Tracking of employees in Dubai raises privacy concerns

Tracking of employees in Dubai raises privacy concerns

Firms can track them with their knowledge, on site, during work hours, says lawyer



By Sajila Saseendran – Senior Reporter

Published: Fri 20 Feb 2015, 11:47 PM

Last updated: Thu 25 Jun 2015, 10:27 PM

A screen grab of a tracking monitor used by a Dubai firm.- Supplied photo

A screen grab of a tracking monitor used by a Dubai firm.- Supplied photo

Dubai — The news about virtual tracking and monitoring of employees in Dubai has started a debate on the use of technology over trust and the legality of the application.

Khaleej Times on Wednesday reported that private firms in Dubai, from driving schools, to facility management and utility companies, are tracking their employees to fix lapses and prevent cheating at work.

Typically, the ID cards of employees being tracked and monitored are designed with multiple chips like NFC, RFID and QR code for monitoring them through GPS tracking, explained Mohamed Elias, project manager at Global Scan Technologies that offers such applications and devices for companies in Dubai.

Responding to the report, several readers raised concerns about the privacy of the workers and the legality of the practice of tracking them.

Some readers opined that invasion of new technologies was leading to disappearance of trust between employers and employees.
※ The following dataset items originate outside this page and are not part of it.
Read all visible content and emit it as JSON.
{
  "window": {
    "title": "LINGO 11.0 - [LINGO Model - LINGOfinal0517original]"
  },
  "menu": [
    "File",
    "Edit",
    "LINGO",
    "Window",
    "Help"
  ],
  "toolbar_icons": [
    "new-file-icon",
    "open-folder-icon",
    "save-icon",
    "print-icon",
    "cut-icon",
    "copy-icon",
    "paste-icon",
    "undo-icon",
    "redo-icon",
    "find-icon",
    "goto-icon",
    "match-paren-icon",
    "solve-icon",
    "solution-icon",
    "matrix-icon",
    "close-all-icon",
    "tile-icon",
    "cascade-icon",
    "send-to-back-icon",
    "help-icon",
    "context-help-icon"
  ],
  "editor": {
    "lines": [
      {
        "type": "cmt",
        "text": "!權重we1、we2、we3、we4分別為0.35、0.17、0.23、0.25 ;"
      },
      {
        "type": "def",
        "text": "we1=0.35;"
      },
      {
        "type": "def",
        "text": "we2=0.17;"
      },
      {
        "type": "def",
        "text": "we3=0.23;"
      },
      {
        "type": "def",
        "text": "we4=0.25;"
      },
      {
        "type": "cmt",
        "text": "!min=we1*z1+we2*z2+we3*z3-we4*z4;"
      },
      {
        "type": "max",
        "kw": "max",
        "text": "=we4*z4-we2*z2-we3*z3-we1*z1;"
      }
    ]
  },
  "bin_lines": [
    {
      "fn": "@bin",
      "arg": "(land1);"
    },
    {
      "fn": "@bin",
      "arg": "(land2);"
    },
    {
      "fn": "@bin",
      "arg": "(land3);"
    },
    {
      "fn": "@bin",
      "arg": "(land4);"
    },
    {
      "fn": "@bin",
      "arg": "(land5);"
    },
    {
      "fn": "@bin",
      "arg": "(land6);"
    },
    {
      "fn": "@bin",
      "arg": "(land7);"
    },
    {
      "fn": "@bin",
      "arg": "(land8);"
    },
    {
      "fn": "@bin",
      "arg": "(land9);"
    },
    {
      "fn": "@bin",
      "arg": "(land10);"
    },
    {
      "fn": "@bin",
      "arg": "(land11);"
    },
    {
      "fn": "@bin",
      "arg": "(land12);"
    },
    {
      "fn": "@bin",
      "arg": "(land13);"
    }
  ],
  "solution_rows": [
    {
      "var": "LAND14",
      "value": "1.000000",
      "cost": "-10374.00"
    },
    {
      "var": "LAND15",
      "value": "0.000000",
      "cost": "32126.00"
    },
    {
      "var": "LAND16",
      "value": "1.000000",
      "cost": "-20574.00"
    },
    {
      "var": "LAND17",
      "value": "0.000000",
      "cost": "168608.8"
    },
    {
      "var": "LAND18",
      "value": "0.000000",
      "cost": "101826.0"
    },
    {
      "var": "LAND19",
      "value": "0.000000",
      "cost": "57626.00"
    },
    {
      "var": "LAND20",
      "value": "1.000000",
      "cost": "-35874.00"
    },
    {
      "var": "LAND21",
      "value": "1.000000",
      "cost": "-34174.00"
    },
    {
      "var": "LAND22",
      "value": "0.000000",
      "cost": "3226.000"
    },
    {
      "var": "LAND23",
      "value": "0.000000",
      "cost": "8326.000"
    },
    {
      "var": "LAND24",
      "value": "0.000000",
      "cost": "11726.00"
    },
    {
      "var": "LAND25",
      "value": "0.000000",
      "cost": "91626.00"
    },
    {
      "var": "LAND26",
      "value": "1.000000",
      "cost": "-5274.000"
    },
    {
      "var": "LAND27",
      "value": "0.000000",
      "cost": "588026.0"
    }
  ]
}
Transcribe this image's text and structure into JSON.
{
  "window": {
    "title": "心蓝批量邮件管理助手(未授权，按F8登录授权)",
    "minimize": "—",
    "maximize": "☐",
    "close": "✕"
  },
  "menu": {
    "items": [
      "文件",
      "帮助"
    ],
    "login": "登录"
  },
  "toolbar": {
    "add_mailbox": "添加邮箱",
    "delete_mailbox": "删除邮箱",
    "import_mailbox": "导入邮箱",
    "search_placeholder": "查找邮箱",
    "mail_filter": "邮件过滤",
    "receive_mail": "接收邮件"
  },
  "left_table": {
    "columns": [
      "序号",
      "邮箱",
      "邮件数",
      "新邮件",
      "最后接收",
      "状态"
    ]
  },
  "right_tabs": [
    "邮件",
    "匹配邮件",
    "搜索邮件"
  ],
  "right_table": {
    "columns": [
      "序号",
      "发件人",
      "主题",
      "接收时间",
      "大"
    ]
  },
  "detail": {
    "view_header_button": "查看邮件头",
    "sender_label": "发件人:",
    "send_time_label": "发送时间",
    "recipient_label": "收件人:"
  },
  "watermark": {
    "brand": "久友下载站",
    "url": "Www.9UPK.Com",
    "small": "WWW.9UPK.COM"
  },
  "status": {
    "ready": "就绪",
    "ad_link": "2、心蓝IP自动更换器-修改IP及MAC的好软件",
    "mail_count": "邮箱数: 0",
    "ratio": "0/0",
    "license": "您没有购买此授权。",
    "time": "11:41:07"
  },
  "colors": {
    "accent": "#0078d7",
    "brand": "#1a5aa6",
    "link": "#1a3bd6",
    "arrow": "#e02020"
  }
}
They felt machines made by man are finally overtaking humanity.

A reader with facebook profile name Vid’s Bk N posted: “wht abut humans privacy, right’s n who will track boss?” (sic)

Another one, Mohammed Sa’ad Al Bukhsh posted: “I’m pretty sure that’s breaking a number of international laws and goes against a number of ethics.”

 

Firms justify

However, companies providing such workforce management solutions say an eye on the workers out in the field helps firms boost the performance of employees, enhance their production, save time and money as well as protect the health and safety of workers.

According to Elias, companies, which have realised the potential of this relatively new application of the GPS tracking concept, are benefiting from them. “We could see 20 to 30 per cent increase in their production,” he said.

Saif Aldeen Alsaifi, of Austria-based Grintec company, said workforce monitoring using GPS tracking devices and GIS data helps in better coordination of resource deployment and avoiding duplication of work orders.

Another exhibitor at the 10th the Middle East Geospatial Forum and Dubai Municipality’s GIS & Remote Sensing Annual Scientific Forum held in Dubai this week, Al Saifi said employee-tracking system will reduce misalignments and faults in executing job orders.

“With such solutions, it is easy to send a worker with a special tool or specific skill to one particular site where he is needed. You can also include the vacation data of workers and make replacement as needed. So, it is not about privacy. It is more about organising the whole concept and come up with the optimum solutions,” said Alsaifi.

Most applications are primarily meant to take slackers to task and ensure better workflow. However, Elias said, some mobile applications are helping to ensure health and safety of workers, as well.

“There are certain fields and processes which need health and safety checkups. Health and safety engineers have to be physically present in certain areas before labourers start work over there.

“Our mobile application clearly fences the engineer. What time he goes to that area, how long he is there, and when he goes out is recorded. The app sends out a warning if the health and safety engineer is not present. Then we don’t permit the labourers to enter the area,” said Elias.

 

Legal point

Zayed Al Shamsi, president of the Emirates Association for Lawyers and Legal Consultants told Khaleej Times the local laws do not prohibit companies from using technology to monitor their employees. However, this should be done in public, with the knowledge of the employees and without invading their privacy, he said.

He said the recent laws regarding electronic-crimes in the country have already looked into emerging technical issues like this. “There is no prohibition on the use of technology to monitor workers’ performance. But, companies cannot breach the privacy of the workers and should inform the workers about the system.”

He said tracking and monitoring should be limited to work sites and during work hours. “Even in the case of security cameras, people should know there are cameras and they are being monitored even if they may not be seeing where exactly they are kept in one room. Hiding the cameras and not informing the employees about it will breach the law.”